Moda na olejki nie mija, jest wręcz szał. Olejków coraz więcej, różne gatunki, które przetestowałam na sobie, potwierdzają tylko, że są one niezastąpione w pielęgnacji.
Olejek marchewkowy, zwany również karotenowym, daje bardzo dużo możliwości jeśli chodzi pielęgnację twarzy, szyi i ogólnie ciała. Osobiście najbardziej lubię go w formie olejku do twarzy i szyi na noc, najchętniej pod zwykły krem nocny. Zauważyłam, że również nałożony solo wchłania się szybko i nie pozostawia tłustej warstwy, w każdym nie tak jak inne, przeznaczone do pielęgnacji, ale nie tak dopracowane. Zawarte w nim wyciągi roślinne dodane do mieszaniny olejków mają również wpływ na szybsze wchłanianie się w skórę. Mam cerę mieszaną, czasem bywa normalna, ten olejek bardzo dobrze na nią wpływa.

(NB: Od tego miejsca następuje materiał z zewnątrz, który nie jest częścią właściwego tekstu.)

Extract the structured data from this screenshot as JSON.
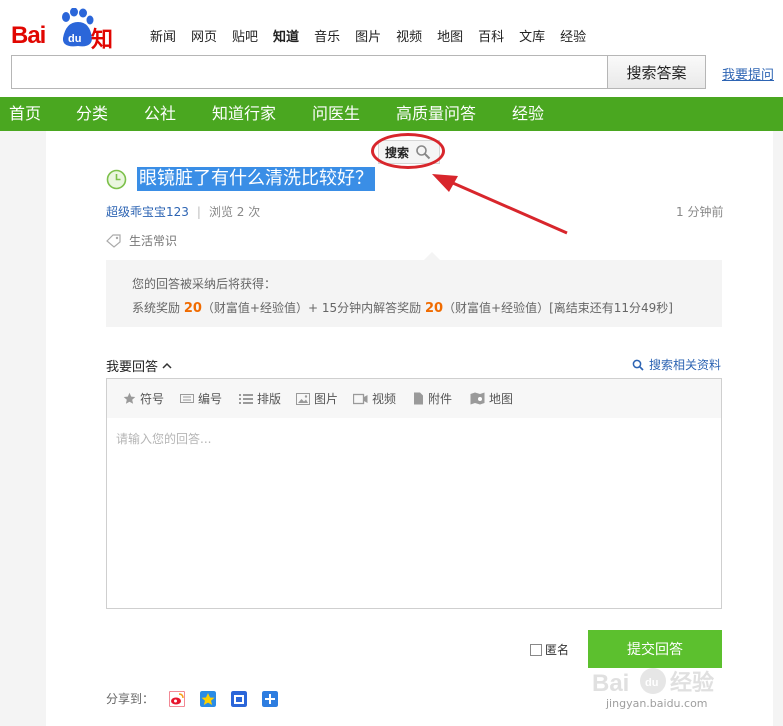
{
  "logo": {
    "bai": "Bai",
    "du": "du",
    "zhidao": "知道"
  },
  "topnav": [
    "新闻",
    "网页",
    "贴吧",
    "知道",
    "音乐",
    "图片",
    "视频",
    "地图",
    "百科",
    "文库",
    "经验"
  ],
  "search": {
    "button": "搜索答案",
    "ask_link": "我要提问",
    "value": ""
  },
  "greennav": [
    "首页",
    "分类",
    "公社",
    "知道行家",
    "问医生",
    "高质量问答",
    "经验"
  ],
  "float_search": {
    "label": "搜索"
  },
  "question": {
    "title": "眼镜脏了有什么清洗比较好？",
    "user": "超级乖宝宝123",
    "views": "浏览 2 次",
    "time": "1 分钟前",
    "tag": "生活常识"
  },
  "reward": {
    "line1": "您的回答被采纳后将获得：",
    "line2_prefix": "系统奖励 ",
    "line2_num1": "20",
    "line2_mid": "（财富值+经验值）+ 15分钟内解答奖励 ",
    "line2_num2": "20",
    "line2_suffix": "（财富值+经验值）[离结束还有11分49秒]"
  },
  "answer": {
    "label": "我要回答",
    "search_related": "搜索相关资料",
    "toolbar": [
      "符号",
      "编号",
      "排版",
      "图片",
      "视频",
      "附件",
      "地图"
    ],
    "placeholder": "请输入您的回答...",
    "anonymous": "匿名",
    "submit": "提交回答"
  },
  "share": {
    "label": "分享到："
  },
  "watermark": {
    "text": "jingyan.baidu.com",
    "brand": "Bai du 经验"
  },
  "colors": {
    "brand_red": "#e10601",
    "nav_green": "#4aa720",
    "submit_green": "#5cc02e",
    "link_blue": "#2d64b3",
    "highlight_orange": "#f06b00"
  }
}
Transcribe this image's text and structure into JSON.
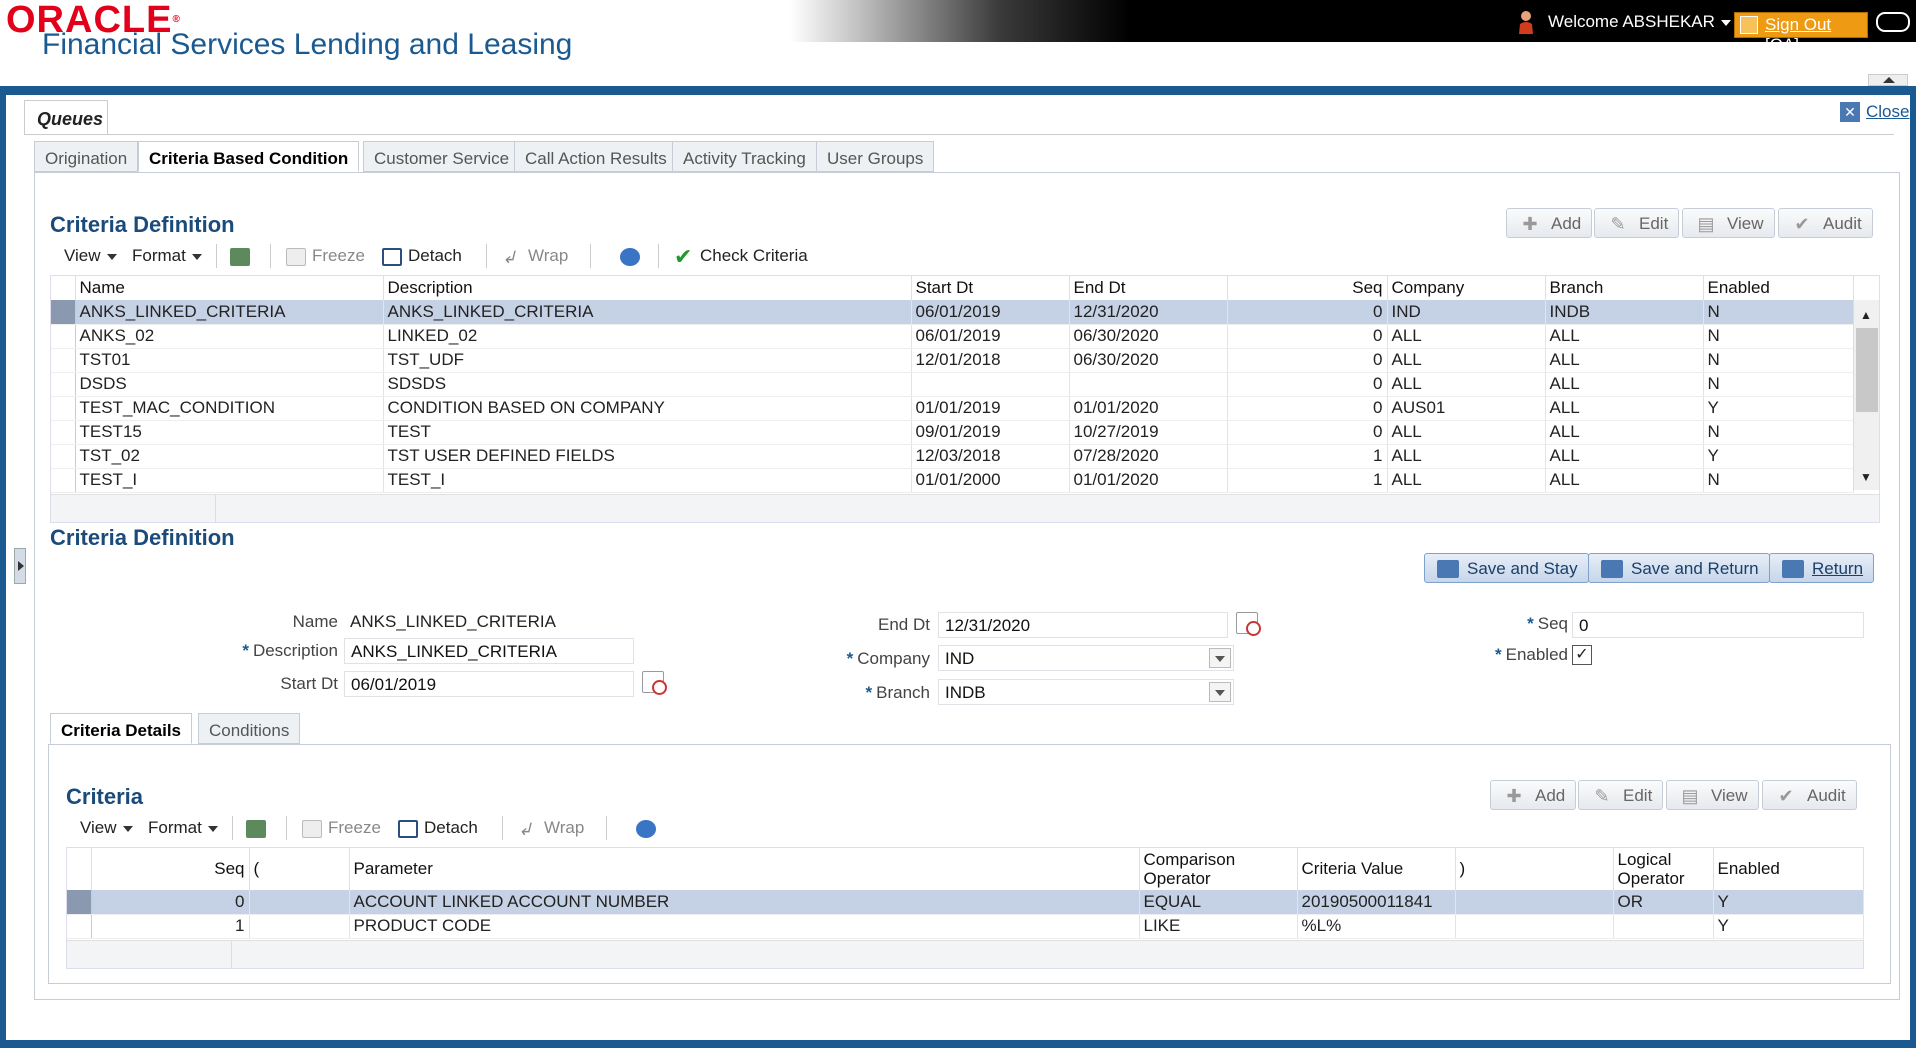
{
  "header": {
    "logo_text": "ORACLE",
    "app_title": "Financial Services Lending and Leasing",
    "welcome": "Welcome ABSHEKAR",
    "sign_out": "Sign Out [QA]"
  },
  "queues_tab": "Queues",
  "close_label": "Close",
  "tabs": [
    "Origination",
    "Criteria Based Condition",
    "Customer Service",
    "Call Action Results",
    "Activity Tracking",
    "User Groups"
  ],
  "active_tab": "Criteria Based Condition",
  "criteria_list": {
    "title": "Criteria Definition",
    "toolbar": {
      "view": "View",
      "format": "Format",
      "freeze": "Freeze",
      "detach": "Detach",
      "wrap": "Wrap",
      "check_criteria": "Check Criteria"
    },
    "buttons": {
      "add": "Add",
      "edit": "Edit",
      "view": "View",
      "audit": "Audit"
    },
    "columns": [
      "Name",
      "Description",
      "Start Dt",
      "End Dt",
      "Seq",
      "Company",
      "Branch",
      "Enabled"
    ],
    "rows": [
      [
        "ANKS_LINKED_CRITERIA",
        "ANKS_LINKED_CRITERIA",
        "06/01/2019",
        "12/31/2020",
        "0",
        "IND",
        "INDB",
        "N"
      ],
      [
        "ANKS_02",
        "LINKED_02",
        "06/01/2019",
        "06/30/2020",
        "0",
        "ALL",
        "ALL",
        "N"
      ],
      [
        "TST01",
        "TST_UDF",
        "12/01/2018",
        "06/30/2020",
        "0",
        "ALL",
        "ALL",
        "N"
      ],
      [
        "DSDS",
        "SDSDS",
        "",
        "",
        "0",
        "ALL",
        "ALL",
        "N"
      ],
      [
        "TEST_MAC_CONDITION",
        "CONDITION BASED ON COMPANY",
        "01/01/2019",
        "01/01/2020",
        "0",
        "AUS01",
        "ALL",
        "Y"
      ],
      [
        "TEST15",
        "TEST",
        "09/01/2019",
        "10/27/2019",
        "0",
        "ALL",
        "ALL",
        "N"
      ],
      [
        "TST_02",
        "TST USER DEFINED FIELDS",
        "12/03/2018",
        "07/28/2020",
        "1",
        "ALL",
        "ALL",
        "Y"
      ],
      [
        "TEST_I",
        "TEST_I",
        "01/01/2000",
        "01/01/2020",
        "1",
        "ALL",
        "ALL",
        "N"
      ]
    ]
  },
  "criteria_form": {
    "title": "Criteria Definition",
    "buttons": {
      "save_stay": "Save and Stay",
      "save_return": "Save and Return",
      "return": "Return"
    },
    "name_label": "Name",
    "name_value": "ANKS_LINKED_CRITERIA",
    "description_label": "Description",
    "description_value": "ANKS_LINKED_CRITERIA",
    "start_label": "Start Dt",
    "start_value": "06/01/2019",
    "end_label": "End Dt",
    "end_value": "12/31/2020",
    "company_label": "Company",
    "company_value": "IND",
    "branch_label": "Branch",
    "branch_value": "INDB",
    "seq_label": "Seq",
    "seq_value": "0",
    "enabled_label": "Enabled",
    "enabled_checked": true,
    "req_mark": "*",
    "check_mark": "✓"
  },
  "sub_tabs": [
    "Criteria Details",
    "Conditions"
  ],
  "criteria_details": {
    "title": "Criteria",
    "toolbar": {
      "view": "View",
      "format": "Format",
      "freeze": "Freeze",
      "detach": "Detach",
      "wrap": "Wrap"
    },
    "buttons": {
      "add": "Add",
      "edit": "Edit",
      "view": "View",
      "audit": "Audit"
    },
    "columns": [
      "Seq",
      "(",
      "Parameter",
      "Comparison Operator",
      "Criteria Value",
      ")",
      "Logical Operator",
      "Enabled"
    ],
    "col_comparison_1": "Comparison",
    "col_comparison_2": "Operator",
    "col_logical_1": "Logical",
    "col_logical_2": "Operator",
    "rows": [
      [
        "0",
        "",
        "ACCOUNT LINKED ACCOUNT NUMBER",
        "EQUAL",
        "20190500011841",
        "",
        "OR",
        "Y"
      ],
      [
        "1",
        "",
        "PRODUCT CODE",
        "LIKE",
        "%L%",
        "",
        "",
        "Y"
      ]
    ]
  }
}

Marchewka nie jest tu jedynym składnikiem, ponieważ oczywiście nośnikiem wyciągu z tej rośliny jest olej, tu jest ich w składzie kilka, olej sojowy i inne, jak w opisie. Dla mnie rewelacja, mieszanka olejków dających skórze nie tylko natłuszczenie, lecz również nawilżenie i delikatną zmianę koloru, poprawę kondycji i wyglądu już po niecałym miesiącu stosowania. Dodajmy jeszcze, że olejek marchewkowy został wzbogacony o wyciągi roślinne, np. z rumianku, bagna zwyczajnego itd., jak zostało ujęte to w opisie. Mamy tu do czynienia z tańszą wersją olejków Clarins, oczywiście skład jest nieco inny, ale pomysł ten sam, olejki z wyciągami ziołowymi, dobroczynnie działającymi na naszą skórę.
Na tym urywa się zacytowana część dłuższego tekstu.